In einem digitalen Grußwort hatte Dr. Irme Stetter-Karp, die neugewählte Vorsitzende des Zentralkomitees der deutschen Katholiken (ZdK), für den Katholikentag geworben, der im kommenden Jahr in Stuttgart stattfindet – bereits zum dritten Mal. In einem weiteren Grußwort wies die Präsidentin von Brot für die Welt, Dr. Dagmar Pruin, auf die am kommenden Sonntag, dem ersten Advent, startende Spendenaktion unter dem Motto „Eine Welt. Ein Klima. Eine Zukunft.“ hin.

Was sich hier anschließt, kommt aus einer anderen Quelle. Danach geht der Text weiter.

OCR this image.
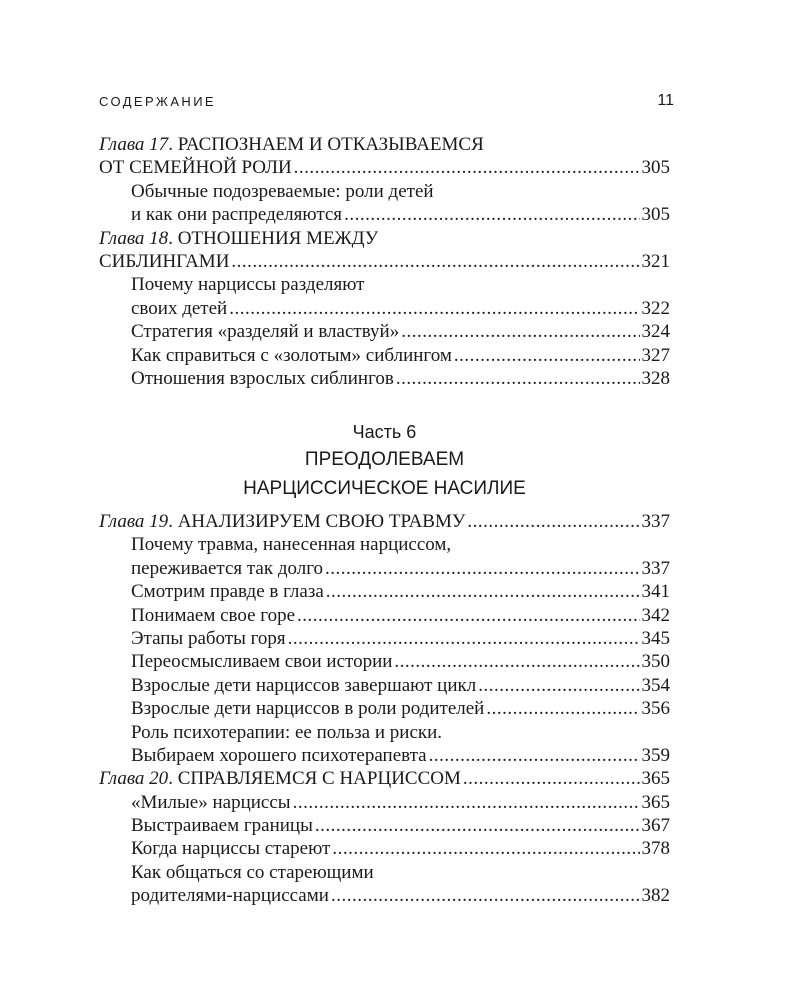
СОДЕРЖАНИЕ	11
Глава 17. РАСПОЗНАЕМ И ОТКАЗЫВАЕМСЯ
ОТ СЕМЕЙНОЙ РОЛИ .....	305
Обычные подозреваемые: роли детей
и как они распределяются .....	305
Глава 18. ОТНОШЕНИЯ МЕЖДУ
СИБЛИНГАМИ .....	321
Почему нарциссы разделяют
своих детей .....	322
Стратегия «разделяй и властвуй» .....	324
Как справиться с «золотым» сиблингом .....	327
Отношения взрослых сиблингов .....	328
Часть 6
ПРЕОДОЛЕВАЕМ
НАРЦИССИЧЕСКОЕ НАСИЛИЕ
Глава 19. АНАЛИЗИРУЕМ СВОЮ ТРАВМУ .....	337
Почему травма, нанесенная нарциссом,
переживается так долго .....	337
Смотрим правде в глаза .....	341
Понимаем свое горе .....	342
Этапы работы горя .....	345
Переосмысливаем свои истории .....	350
Взрослые дети нарциссов завершают цикл .....	354
Взрослые дети нарциссов в роли родителей .....	356
Роль психотерапии: ее польза и риски.
Выбираем хорошего психотерапевта .....	359
Глава 20. СПРАВЛЯЕМСЯ С НАРЦИССОМ .....	365
«Милые» нарциссы .....	365
Выстраиваем границы .....	367
Когда нарциссы стареют .....	378
Как общаться со стареющими
родителями-нарциссами .....	382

Landesbischof Dr. h. c. Frank Otfried July rief in einem Wort an die Synode dazu auf, sich impfen zu lassen. Er appellierte besonders an die Solidarität der Menschen mit den gefährdeten Gruppen: „Wir bitten alle, die noch nicht geimpft sind, im Sinn evangelischer Ethik zwischen dem Gut der persönlichen Freiheit und der Verantwortung für andere abzuwägen und selbstkritisch die Folgen gerade für die gefährdeten Gruppen zu prüfen. Mit einer höheren Impfquote könnten besonders verletzliche Gruppen geschützt werden, wie Menschen mit Vorerkrankungen, Ältere und Kinder, für die es bisher noch keine Impfempfehlung gibt.“
Die nächste Tagung der Landessynode findet vom 17. bis 19. März 2022 statt. Am ersten Tag (17.03.2022) steht die Wahl eines Nachfolgers oder einer Nachfolgerin von Landesbischof Dr. h. c. Frank Otfried July auf dem Programm.